The C Word

In her final column, Claire Calman reflects on a tumultuous year

January 15, 2021 14:30

Welcome to my 43rd and final C-Word column. Although I never shut up (husband and teenage son nod vigorously at this point — they don’t say anything because it is not yet their turn to speak (take a ticket, I told you! I operate a perfectly equitable queuing system for when someone wants to speak) — I am running out of things to say about the pandemic…

When I started this column way back in March last year, I thought it might carry on for a couple of months. Who could have imagined then that, at the beginning of 2021, we’d be in a third national lockdown, that something so prosaic as popping to the shops would feel like a risky undertaking, or that we would have to develop strategies to co-exist with our families without killing each other?

In the midst of horrific statistics, a never-ending diet of bad news, not even slightly leavened by side-dishes of Brexit angst and Trumpian craziness, having to write a weekly column about this dark time has provided a rhythm to my weeks, and — most unexpectedly — has even helped keep me sane. It’s offered me an outlet to release my anxiety, mostly by making light of it, by questing for the ridiculous, the peculiar and the irrational in among the alarming news, and finding ways to lampoon it.

Most of all, it’s been a treat to have so much freedom to write whatever I like. So, I have been able to give you access to the little-known cabal of Jewish women who, while fond of Evelyn Rose recipes and a tiny touch of bling in the décor, secretly pull the strings behind global events — all from a well-appointed semi in Bournemouth.

I’ve been a whistle-blower, revealing the redacted minutes of the government committee whose aim is solely to confuse the public about coronavirus restrictions.

I’ve written about my session with a SpAd (special advisor) as part of my training to become an MP, a plan now consigned to the scrapheap due to my total unsuitability for the job (not that that seems to have been an impediment for a significant percentage of the cabinet). I’ve unveiled my ambitious plans for when I become Supreme Leader: sending Jacob Rees-Mogg back to 1821 where he came from; fining people for taking selfies; banning celery. I’ve confessed that I have failed to wash my shopping, and that I let my son’s friend indoors to use the loo because, as he was 16, I didn’t think I should make him wee in the front garden or on the street.

I’ve confided about my inability to make the man in the post office understand me when my voice is muffled by my mask, and offered you a simple guide on how to host Friday night dinner while sticking to the government’s guidelines: drink your chicken soup via a straw inserted at the side of your mask. Do not attempt this with mashed potato or gravy.

I’ve played being an agony aunt to recycle those useless government strategies into constructive advice for troubled readers, and explored the self-defeating oddity of the Government’s Eat Out to Help Out scheme running at the same time as their facing up to the crisis in obesity levels and type two diabetes.

I’ve shared how fatigued and feverish I felt when back in April I came down with Covid-19 (as far as I know — long before the “world-beating” test-and-trace system we have today) and, many months later, how I had to “milk” my stabbed finger downwards for drops of blood to have a postal antibody test.
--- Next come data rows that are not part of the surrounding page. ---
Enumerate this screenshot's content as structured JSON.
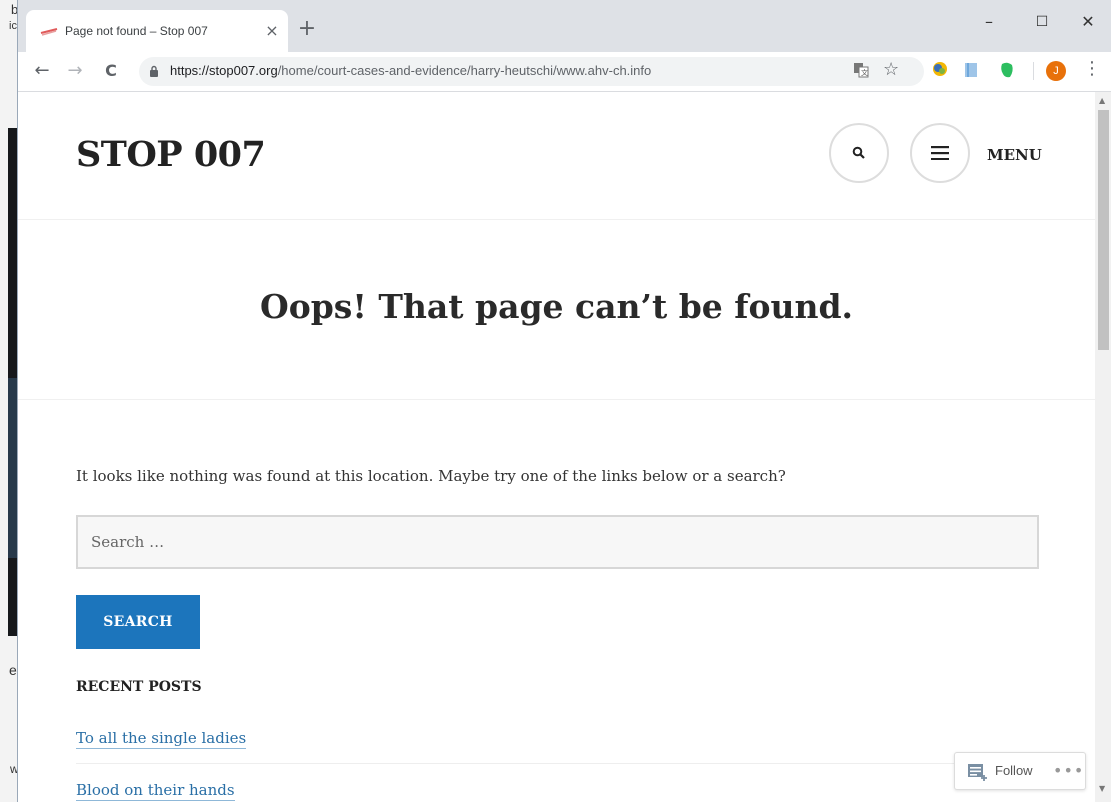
{
  "desktop": {
    "glyph_top": "b",
    "glyph_2": "ic",
    "glyph_mid": "e",
    "glyph_low": "w"
  },
  "browser": {
    "tab": {
      "title": "Page not found – Stop 007",
      "close_glyph": "×"
    },
    "new_tab_glyph": "+",
    "window_controls": {
      "minimize": "–",
      "maximize": "☐",
      "close": "✕"
    },
    "nav": {
      "back": "←",
      "forward": "→",
      "reload": "C"
    },
    "address": {
      "host": "https://stop007.org",
      "path": "/home/court-cases-and-evidence/harry-heutschi/www.ahv-ch.info"
    },
    "star_glyph": "☆",
    "profile_initial": "J",
    "menu_glyph": "⋮"
  },
  "site": {
    "title": "STOP 007",
    "menu_label": "MENU",
    "page_title": "Oops! That page can’t be found.",
    "notice": "It looks like nothing was found at this location. Maybe try one of the links below or a search?",
    "search": {
      "placeholder": "Search …",
      "button": "SEARCH"
    },
    "recent_posts": {
      "title": "RECENT POSTS",
      "items": [
        "To all the single ladies",
        "Blood on their hands"
      ]
    }
  },
  "follow": {
    "label": "Follow",
    "more": "•••"
  },
  "colors": {
    "accent": "#1c75bc",
    "link": "#2a6fa6",
    "tabstrip": "#dee1e6"
  }
}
I’ve offered you two quizzes to test your coronavirus knowledge and given you a guide to the language of lockdown, offering rival theories as to why joggers are unable to judge a distance of two metres with any degree of accuracy, and a clarification on “essential supplies” (yes, of course they include wine and chocolate – need you ask?)

I’ve even occasionally talked about faith and attending shul via Zoom and about my plans to organise a Covid-secure shooting party as a way for my extended family to break the fast on Yom Kippur.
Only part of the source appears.